Het formuleren van een duidelijke businesscase vooraf (inclusief te behalen baten), en het beleggen van de business case in de lijn zijn belangrijk. Gelukkig waarschuwden de sprekers er ook voor om baten niet te over-kwantificeren.

Ik vond het allemaal wel heel erg blauwdruk-denken. Natuurlijk: het onderwijs is lang niet altijd even goed in het managen van projecten en programma's. En vanzelfsprekend mogen we kritischer kijken naar meetbare, niet-meetbare, financiële en niet-financiële effecten, zoals de KPMG-ers terecht aangaven.
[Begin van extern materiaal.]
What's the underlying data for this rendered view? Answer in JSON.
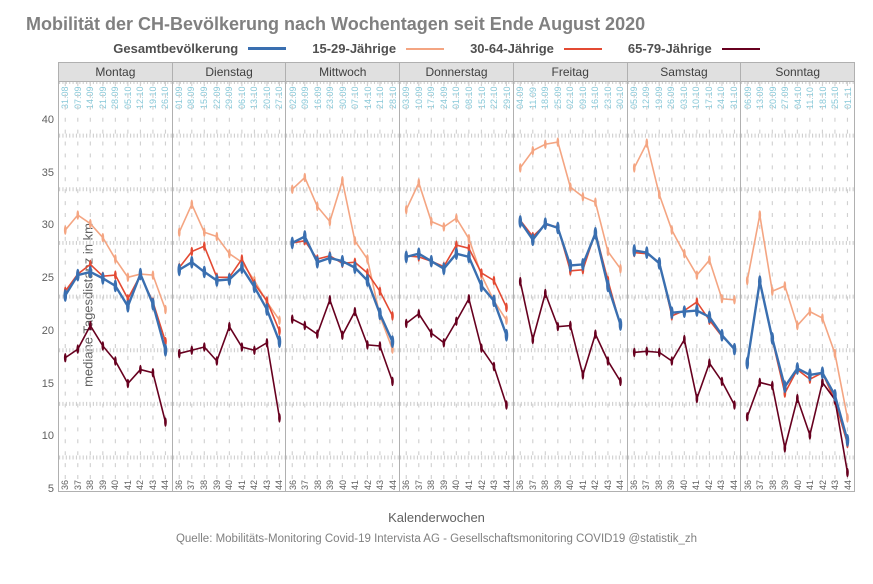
{
  "title": "Mobilität der CH-Bevölkerung nach Wochentagen seit Ende August 2020",
  "ylabel": "mediane Tagesdistanz in km",
  "xlabel": "Kalenderwochen",
  "caption": "Quelle: Mobilitäts-Monitoring Covid-19 Intervista AG - Gesellschaftsmonitoring COVID19 @statistik_zh",
  "ylim": [
    3,
    40
  ],
  "yticks": [
    5,
    10,
    15,
    20,
    25,
    30,
    35,
    40
  ],
  "weeks": [
    36,
    37,
    38,
    39,
    40,
    41,
    42,
    43,
    44
  ],
  "legend": [
    {
      "label": "Gesamtbevölkerung",
      "color": "#3a6fb0",
      "width": 3
    },
    {
      "label": "15-29-Jährige",
      "color": "#f4a582",
      "width": 2
    },
    {
      "label": "30-64-Jährige",
      "color": "#e34a33",
      "width": 2
    },
    {
      "label": "65-79-Jährige",
      "color": "#67001f",
      "width": 2
    }
  ],
  "colors": {
    "total": "#3a6fb0",
    "young": "#f4a582",
    "mid": "#e34a33",
    "old": "#67001f",
    "date": "#88c8d8",
    "bg": "#ffffff",
    "grid": "#d0d0d0",
    "strip": "#e0e0e0"
  },
  "panels": [
    {
      "name": "Montag",
      "dates": [
        "31.08",
        "07.09",
        "14.09",
        "21.09",
        "28.09",
        "05.10",
        "12.10",
        "19.10",
        "26.10"
      ],
      "series": {
        "total": [
          20.1,
          22.0,
          22.3,
          21.7,
          21.0,
          19.1,
          22.1,
          19.3,
          15.0
        ],
        "young": [
          26.2,
          27.6,
          26.8,
          25.5,
          23.5,
          21.8,
          22.1,
          22.0,
          18.8
        ],
        "mid": [
          20.5,
          22.1,
          23.0,
          21.9,
          22.0,
          19.8,
          22.0,
          19.5,
          15.8
        ],
        "old": [
          14.3,
          15.1,
          17.3,
          15.4,
          14.0,
          11.9,
          13.2,
          12.9,
          8.3
        ]
      }
    },
    {
      "name": "Dienstag",
      "dates": [
        "01.09",
        "08.09",
        "15.09",
        "22.09",
        "29.09",
        "06.10",
        "13.10",
        "20.10",
        "27.10"
      ],
      "series": {
        "total": [
          22.5,
          23.2,
          22.3,
          21.5,
          21.6,
          22.7,
          20.9,
          18.8,
          15.8
        ],
        "young": [
          26.0,
          28.6,
          26.0,
          25.6,
          24.0,
          23.2,
          21.5,
          19.5,
          17.8
        ],
        "mid": [
          22.7,
          24.2,
          24.7,
          21.8,
          21.8,
          23.5,
          21.2,
          19.6,
          16.8
        ],
        "old": [
          14.7,
          15.0,
          15.3,
          14.0,
          17.2,
          15.3,
          15.0,
          15.7,
          8.7
        ]
      }
    },
    {
      "name": "Mittwoch",
      "dates": [
        "02.09",
        "09.09",
        "16.09",
        "23.09",
        "30.09",
        "07.10",
        "14.10",
        "21.10",
        "28.10"
      ],
      "series": {
        "total": [
          25.0,
          25.6,
          23.2,
          23.6,
          23.3,
          22.7,
          21.5,
          18.4,
          15.8
        ],
        "young": [
          30.0,
          31.1,
          28.4,
          27.0,
          30.8,
          25.2,
          23.5,
          18.2,
          15.1
        ],
        "mid": [
          25.0,
          25.2,
          23.5,
          23.8,
          23.1,
          23.2,
          22.2,
          20.5,
          18.2
        ],
        "old": [
          17.9,
          17.3,
          16.5,
          19.7,
          16.4,
          18.6,
          15.5,
          15.4,
          12.1
        ]
      }
    },
    {
      "name": "Donnerstag",
      "dates": [
        "03.09",
        "10.09",
        "17.09",
        "24.09",
        "01.10",
        "08.10",
        "15.10",
        "22.10",
        "29.10"
      ],
      "series": {
        "total": [
          23.7,
          24.0,
          23.3,
          22.6,
          24.0,
          23.7,
          21.0,
          19.6,
          16.4
        ],
        "young": [
          28.1,
          30.6,
          27.0,
          26.5,
          27.3,
          25.4,
          22.0,
          19.6,
          17.8
        ],
        "mid": [
          23.8,
          23.7,
          23.3,
          22.8,
          24.8,
          24.5,
          22.2,
          21.5,
          19.0
        ],
        "old": [
          17.5,
          18.4,
          16.6,
          15.7,
          17.7,
          19.8,
          15.2,
          13.5,
          9.9
        ]
      }
    },
    {
      "name": "Freitag",
      "dates": [
        "04.09",
        "11.09",
        "18.09",
        "25.09",
        "02.10",
        "09.10",
        "16.10",
        "23.10",
        "30.10"
      ],
      "series": {
        "total": [
          27.0,
          25.3,
          26.8,
          26.4,
          22.9,
          23.0,
          25.9,
          21.0,
          17.4
        ],
        "young": [
          32.0,
          33.6,
          34.2,
          34.4,
          30.2,
          29.3,
          28.8,
          24.2,
          22.6
        ],
        "mid": [
          27.1,
          25.6,
          26.7,
          26.5,
          22.4,
          22.5,
          26.0,
          21.5,
          17.3
        ],
        "old": [
          21.4,
          16.0,
          20.3,
          17.2,
          17.3,
          12.7,
          16.5,
          14.0,
          12.1
        ]
      }
    },
    {
      "name": "Samstag",
      "dates": [
        "05.09",
        "12.09",
        "19.09",
        "26.09",
        "03.10",
        "10.10",
        "17.10",
        "24.10",
        "31.10"
      ],
      "series": {
        "total": [
          24.3,
          24.1,
          23.1,
          18.5,
          18.6,
          18.7,
          18.1,
          16.4,
          15.1
        ],
        "young": [
          32.0,
          34.3,
          29.5,
          26.2,
          24.0,
          22.0,
          23.4,
          19.8,
          19.7
        ],
        "mid": [
          24.1,
          24.0,
          23.2,
          18.2,
          18.7,
          19.5,
          17.8,
          16.3,
          15.2
        ],
        "old": [
          14.8,
          14.9,
          14.8,
          14.0,
          16.0,
          10.5,
          13.8,
          12.1,
          9.9
        ]
      }
    },
    {
      "name": "Sonntag",
      "dates": [
        "06.09",
        "13.09",
        "20.09",
        "27.09",
        "04.10",
        "11.10",
        "18.10",
        "25.10",
        "01.11"
      ],
      "series": {
        "total": [
          13.8,
          21.4,
          16.1,
          11.6,
          13.3,
          12.7,
          12.9,
          10.8,
          6.6
        ],
        "young": [
          21.5,
          27.6,
          20.5,
          21.0,
          17.3,
          18.6,
          18.0,
          14.7,
          8.7
        ],
        "mid": [
          13.8,
          21.5,
          16.0,
          11.0,
          13.2,
          12.3,
          12.9,
          10.3,
          6.3
        ],
        "old": [
          8.8,
          12.0,
          11.7,
          5.9,
          10.5,
          7.1,
          12.0,
          10.4,
          3.6
        ]
      }
    }
  ]
}
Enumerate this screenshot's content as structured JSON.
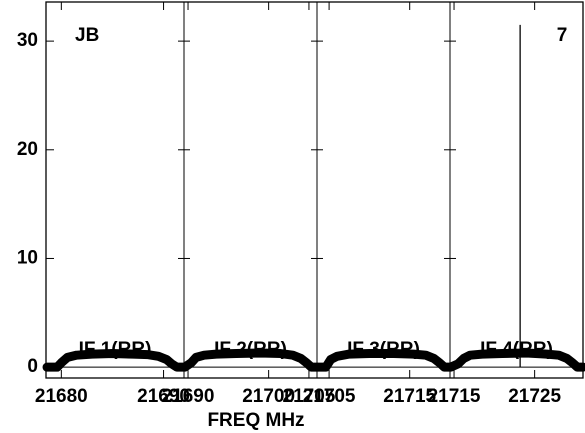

Tegelijkertijd is hierbij niet alleen sprake van een kwalitatief probleem (onvoldoende expertise), maar ook van een kwestie van een gebrek aan menskracht en innovatiebudget. Daarbij geldt ook -zo werd ook tijdens de sessie onderstreept- dat causale relaties tussen projecten en effecten niet altijd ' te bewijzen' zijn.

Probeer wel, zo werd gezegd, aannemelijk te maken dat een bepaalde interventie een bepaald effect heeft. Maar wees realistisch.

Het gevoel 'we krijgen de les gelezen' komt waarschijnlijk door de manier van vragen stellen van de presentatoren. Een beetje vragen naar de bekende weg, waarbij de antwoorden er niet veel toe leken te doen.

Tot slot vraag ik me af: mag het een onsje minder 'blauwdruk' zijn?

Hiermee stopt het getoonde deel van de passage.